Franz Liszt aurait pu jouer et enseigner aux États-Unis. New York était déjà un centre musical avancé depuis que Lorenzo Da Ponte s'y était installé. Avant sa mort en 1848, le librettiste de Mozart y jettera même les bases de la première université de musique américaine. Qu'aurait pu rapporter le compositeur hongrois d'un Nouveau Monde qui dès le XIXe siècle attira Sigismond Thalberg, Anton Rubinstein et devint rapidement un puissant aimant attirant les grands noms de la musique ? Antonín Dvořák dirigera ainsi le Conservatoire de New York de 1892 à 1895, en rapportera son Quatuor américain et sa célébrissime Symphonie « du Nouveau Monde », si fameuse qu'elle est paradoxalement beaucoup moins jouée qu'elle ne le fut.
Le chef ouzbek Aziz Shokhakimov et l'Orchestre National des Pays de la Loire en ont donné une interprétation exceptionnelle, remettant le tipi au milieu du village, en l'occurrence la grande scène de l'Équinoxe, partenaire des Lisztomanias de Châteauroux. En première partie, le chef et la formation basée à Nantes et Angers avaient fait dresser l'oreille, en accompagnant avec une précision de mise en place, un élan collectif et un soin remarquables Alexandre Kantorow aussi étincelant et chevaleresque dans le Concerto n° 2 de Liszt qu'il avait été démiurge dans Après une lecture du Dante, donné en guise d'ouverture, et qu'il sera lyrique dans un Sonnet 104 de Pétrarque chanté avec une sonorité profonde, lumineuse et scintillante, joué en bis, acclamé par l'orchestre.

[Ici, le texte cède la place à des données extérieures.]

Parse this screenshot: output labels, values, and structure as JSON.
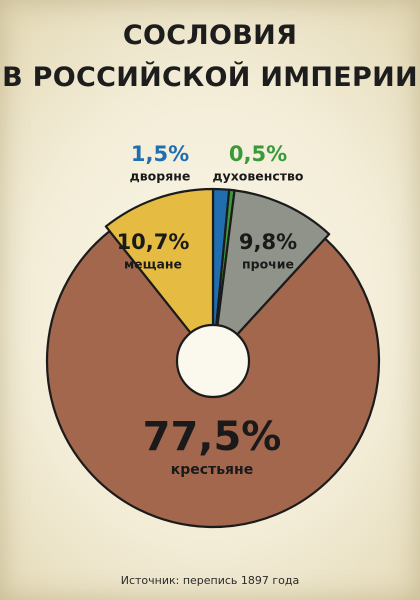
{
  "title_line1": "СОСЛОВИЯ",
  "title_line2": "В РОССИЙСКОЙ ИМПЕРИИ",
  "source": "Источник: перепись 1897 года",
  "chart_data": {
    "type": "pie",
    "title": "СОСЛОВИЯ В РОССИЙСКОЙ ИМПЕРИИ",
    "donut": true,
    "slices": [
      {
        "label": "дворяне",
        "value": 1.5,
        "value_label": "1,5%",
        "color": "#1f6fb0",
        "label_color": "#1f6fb0"
      },
      {
        "label": "духовенство",
        "value": 0.5,
        "value_label": "0,5%",
        "color": "#3a9a3a",
        "label_color": "#3a9a3a"
      },
      {
        "label": "прочие",
        "value": 9.8,
        "value_label": "9,8%",
        "color": "#8f938a",
        "label_color": "#1a1a1a"
      },
      {
        "label": "крестьяне",
        "value": 77.5,
        "value_label": "77,5%",
        "color": "#a2674d",
        "label_color": "#1a1a1a"
      },
      {
        "label": "мещане",
        "value": 10.7,
        "value_label": "10,7%",
        "color": "#e6bb42",
        "label_color": "#1a1a1a"
      }
    ]
  }
}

Comme son confrère Benjamin Grosvenor, Alexandre Kantorow nous parle d'un autre monde, habité par une poignée de géants qui se succèdent de loin en loin depuis Chopin et Liszt. Il est heureux que le président de la République Emmanuel Macron, après l'avoir fait chevalier des Arts et Lettres, l'ait convié à donner un récital à l'Élysée, ce mardi 19 octobre, devant des élèves qui seront à l'écoute d'un jeune homme à peine plus âgé qu'eux dont ils n'imaginent pas qu'il puisse exister et puisse faire naître tant de beauté et de spiritualité d'un piano.
Aussi, c'est donc avec une grande impatience et curiosité qu'on attendait la Symphonie « du Nouveau Monde ». Le nom de Shokhakimov, chef âgé de 33 ans, nous disait bien quelque chose absent de sa biographie officielle. Certes, on savait qu'il vient juste d'être nommé patron de l'Orchestre philharmonique de Strasbourg, mais en fouillant dans notre mémoire, nous est revenu qu'il avait fait ses débuts en France, invité par René Martin à la Folle journée de Nantes et à La Roque d'Anthéron, voici déjà cinq ou six ans, attirant ainsi l'attention sur son talent exceptionnel. Sans vouloir être désagréable avec l'ONPL, on ne dira pas de cette formation qu'elle est l'une des premières de l'Hexagone. Elle revient même de loin, mise entre les mains de directeurs musicaux qui dans le passé n'ont pas travaillé avec le sérieux, l'opiniâtreté, le talent que Pascal Rophé déploie depuis 2014 : il a fait faire un bond qualitatif remarquable à l'orchestre.